The upward correction opportunities for the EUR/USD currency pair remain weak. With the beginning of this week’s trading, the pair moved towards the 1.1288 resistance, but soon fell back below the 1.1200 support during yesterday's trading before settling around the 1.1235 level in the beginning of today’s trading. The European single currency is still looking for stronger incentives. This will only happen by announcing a collective agreement by the European Union to stimulate the European economy in the face of the pandemic in the same way as other global economies. Now Germany, the European Union’s largest economic power, holds the rotating presidency of the bloc of 27 nations amid enormous challenges and huge expectations as the continent wrestles with the repercussions of the Coronavirus. Berlin's six months on this mission are likely to be the last big round of Chancellor Angela Merkel on the international stage.
The timing for Germany to take over the presidency of the European Union, starts today, Wednesday, amid historical moments for the future of the bloc.
On the economic side. Initial data from the European Statistics Agency, Eurostat, showed that the Eurozone inflation accelerated unexpectedly in June, as European economies began to ease closure measures to contain the spread of coronavirus. Accordingly, inflation rose to 0.3 percent from the lowest level in four years at - 0.1 percent recorded in May. Economists had expected the interest rate to remain unchanged at 0.1 percent.
The main inflation continued to remain below the ECB target level "less than, but close to 2 percent".

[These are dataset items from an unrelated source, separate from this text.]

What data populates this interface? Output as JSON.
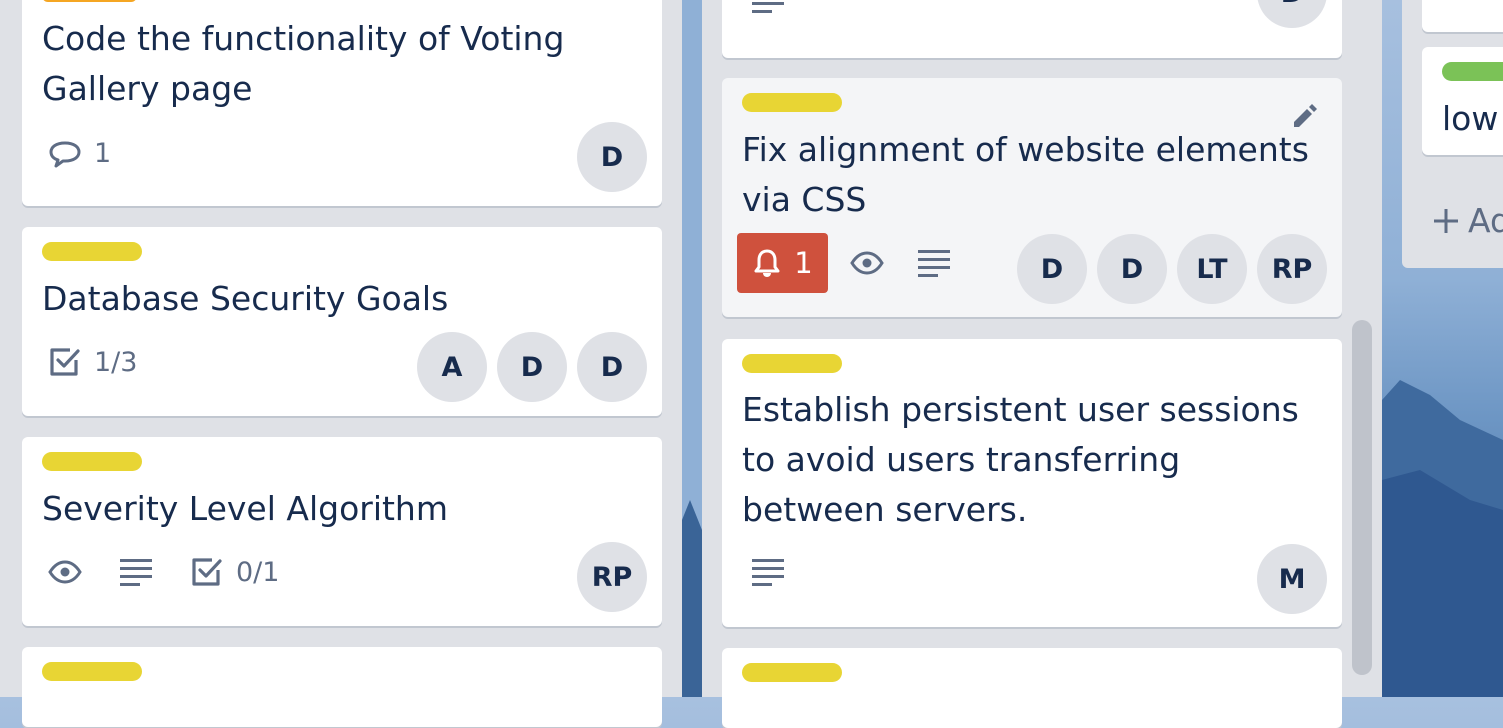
{
  "colors": {
    "label_yellow": "#e8d534",
    "label_orange": "#f5a623",
    "label_green": "#7bc257",
    "notification_red": "#cf513d",
    "list_bg": "#dfe1e6",
    "avatar_bg": "#dfe1e6",
    "text": "#172b4d",
    "muted": "#5e6c84"
  },
  "list1": {
    "cards": [
      {
        "title": "Code the functionality of Voting Gallery page",
        "comments": "1",
        "members": [
          "D"
        ]
      },
      {
        "title": "Database Security Goals",
        "checklist": "1/3",
        "members": [
          "A",
          "D",
          "D"
        ]
      },
      {
        "title": "Severity Level Algorithm",
        "checklist": "0/1",
        "members": [
          "RP"
        ]
      }
    ]
  },
  "list2": {
    "cards": [
      {
        "members": [
          "D"
        ]
      },
      {
        "title": "Fix alignment of website elements via CSS",
        "notifications": "1",
        "members": [
          "D",
          "D",
          "LT",
          "RP"
        ]
      },
      {
        "title": "Establish persistent user sessions to avoid users transferring between servers.",
        "members": [
          "M"
        ]
      }
    ]
  },
  "list3": {
    "cards": [
      {
        "title": "low"
      }
    ],
    "add_card": "Ad"
  },
  "icons": {
    "comment": "comment-icon",
    "checklist": "checklist-icon",
    "watch": "eye-icon",
    "description": "description-icon",
    "bell": "bell-icon",
    "edit": "pencil-icon",
    "plus": "plus-icon"
  }
}
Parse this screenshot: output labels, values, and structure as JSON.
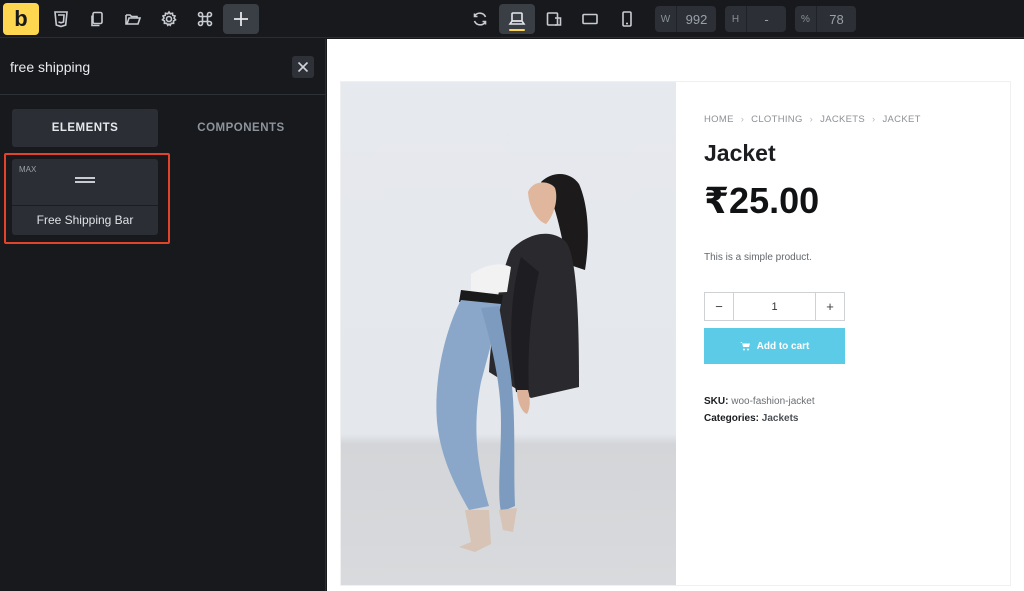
{
  "app": {
    "logo_letter": "b",
    "accent": "#ffd64f"
  },
  "toolbar": {
    "icons": [
      "css3-icon",
      "pages-icon",
      "folder-icon",
      "settings-icon",
      "command-icon",
      "add-icon",
      "refresh-icon",
      "laptop-icon",
      "tablet-landscape-icon",
      "tablet-portrait-icon",
      "mobile-icon"
    ],
    "width": {
      "label": "W",
      "value": "992"
    },
    "height": {
      "label": "H",
      "value": "-"
    },
    "zoom": {
      "label": "%",
      "value": "78"
    }
  },
  "panel": {
    "search": {
      "value": "free shipping",
      "placeholder": ""
    },
    "tabs": [
      {
        "label": "ELEMENTS",
        "active": true
      },
      {
        "label": "COMPONENTS",
        "active": false
      }
    ],
    "results": [
      {
        "badge": "MAX",
        "label": "Free Shipping Bar",
        "icon": "shipping-bar-icon"
      }
    ],
    "highlight_color": "#e0452c"
  },
  "product": {
    "breadcrumbs": [
      "HOME",
      "CLOTHING",
      "JACKETS",
      "JACKET"
    ],
    "title": "Jacket",
    "price": "₹25.00",
    "description": "This is a simple product.",
    "quantity": {
      "minus": "−",
      "value": "1",
      "plus": "+"
    },
    "add_to_cart": "Add to cart",
    "button_color": "#5ccbe8",
    "sku_label": "SKU:",
    "sku_value": "woo-fashion-jacket",
    "categories_label": "Categories:",
    "categories_value": "Jackets"
  }
}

Commenting on the results, Bert Culligan, ING economist, said, "With the rise in unemployment expected to continue in the coming months and production remains well below the fourth quarter levels of 2019 for a long time to come, it is unlikely that inflation will move anywhere near the ECB target, which is less than 2 percent, in the short term”. Excluding food, alcohol and tobacco, core inflation slowed slightly to 0.8 percent from 0.9 percent in May. The rate was in line with expectations.
Jack Allen Reynolds, economist at Capital Economics, said the increase in headline inflation is entirely due to higher energy inflation, while the base rate has fallen and is likely to decline further over the rest of the year. On a monthly basis, the harmonized index of consumer prices rose 0.3 percent in June. Among the four major economies, coordinated inflation in Germany rebounded to 0.8 percent from 0.5 percent in May. On the other hand, French inflation slowed to 0.1 percent in June, the lowest level since May 2016, from 0.4 percent in May. Spain prices fell at a slower pace of 0.3 percent after dropping by 0.9 percent, while the Italian HICP index fell by a faster rate of 0.4 percent, after falling by 0.3 percent.
According to the technical analysis of the pair: There is no change in my technical view of the EUR/USD pair, bears’ control is still the strongest, and moving around and below the 1.1200 support will increase the downward pressure on the pair to move towards stronger support levels, with the closest ones are currently 1.1165 and 1.1080 respectively. On the upside, the 1.1400 resistance is still the key to the strength of the bullish momentum and the reversal of the current performance. The second wave of the Corona epidemic was in favor of the US dollar, a safe haven of choice for investors since the crisis began.
As for the economic calendar data today: From Germany, retail sales and the change in unemployment will be announced, along with a reading of the Industrial Purchasing Managers' Index for the Eurozone economies. During the American session, the ADP survey to measure the change in US nonfarm payrolls will be announced, along with the ISM Manufacturing PMI reading, then the content of the Federal Reserve Bank minutes for their last meeting.